Justice Kennedy also raised a constitutional question — whether Obamacare’s effort to entice states to build their own exchanges amounts to “coercion.”
Developed by Yale Law professor Abbe Gluck, this theory starts with the unquestioned fact that Obamacare’s mandates are prohibitively expensive without subsidies. Without them, states’ insurance marketplaces would enter a “death spiral,” where premiums keep rising but don’t cover claims, as consumers increasingly opt not to purchase ever-more expensive insurance.
According to Gluck and company, to see the subsidies as merely an incentive is to see the government as threatening the states — take the subsidies or watch your insurance marketplace crumble. Such a threat would undermine the constitutional principle of federalism.
The high court raised a similar question in NFIB v. Sebelius, a 2012 case weighing whether Obamacare could force states to expand Medicaid. The law tried to take away all federal Medicaid funding from states that refused to boost enrollment in the program. The Supremes struck that move down.
Justice Sonya Sotomayor pointed to the consequences of ruling against the federal subsidies, which roughly 7.5 million Americans currently receive. In such a scenario, she explained, “we’re going to have the death spiral that this system was enacted to avoid.”
But the effects of the Court’s decision on America’s health sector shouldn’t be relevant. As Justice Kennedy explained in a 2004 opinion in Lamie v. U.S. Trustee, the Court cannot “soften the import of Congress’s chosen words even if [it] believe[s] the words lead to a harsh outcome.”
If the Court rules against the administration, Congress will have to step in to help the millions of folks who would lose their subsidies and thus have trouble affording Obamacare’s overpriced insurance policies.
As Justice Scalia said to Verrilli, “Do you think Congress is just going to sit there and let all of these disastrous consequences occur?”
Not if Reps. Paul Ryan (R-Wisc.), John Kline (R-Minn.), and Fred Upton (R-Mich.) have anything to say about it. Last week, the trio offered a reform plan to put in place if the Court rules for King.

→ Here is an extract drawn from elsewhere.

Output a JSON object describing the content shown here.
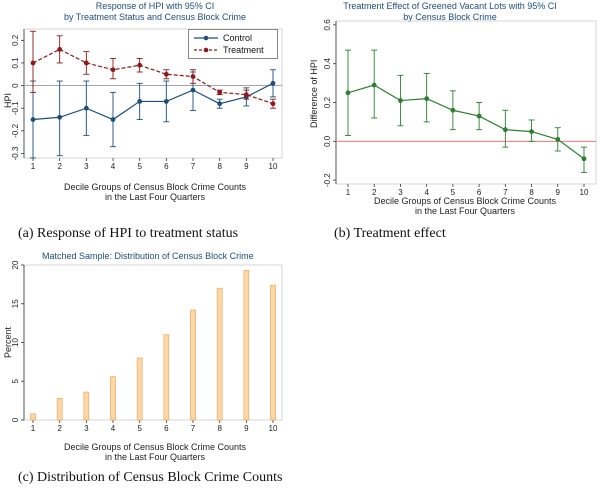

Described as an “off-ramp from Obamacare,” their plan would give states and individuals choice in health care. States could opt out of Obamacare’s coverage requirements, as well as its individual and employer mandates. Without these strictures, which drive up the cost of insurance, patients would have a wider selection of health plans to choose from. They could then pick policies that best matched their needs and budget.
As Ryan, Kline, and Upton put it, the plan will put “Americans, not Washington, in the driver’s seat.”
The nine justices will rule on King in late June. If the Court sanctions the administration’s disregard for the text of the law, it will effectively award enormous new powers to the executive branch. Any time a statute — however clearly written — is judged inconvenient, the IRS or any agency would be free to change it.
The Court can avoid such abuses by siding with common sense — and not “gobbledygook.”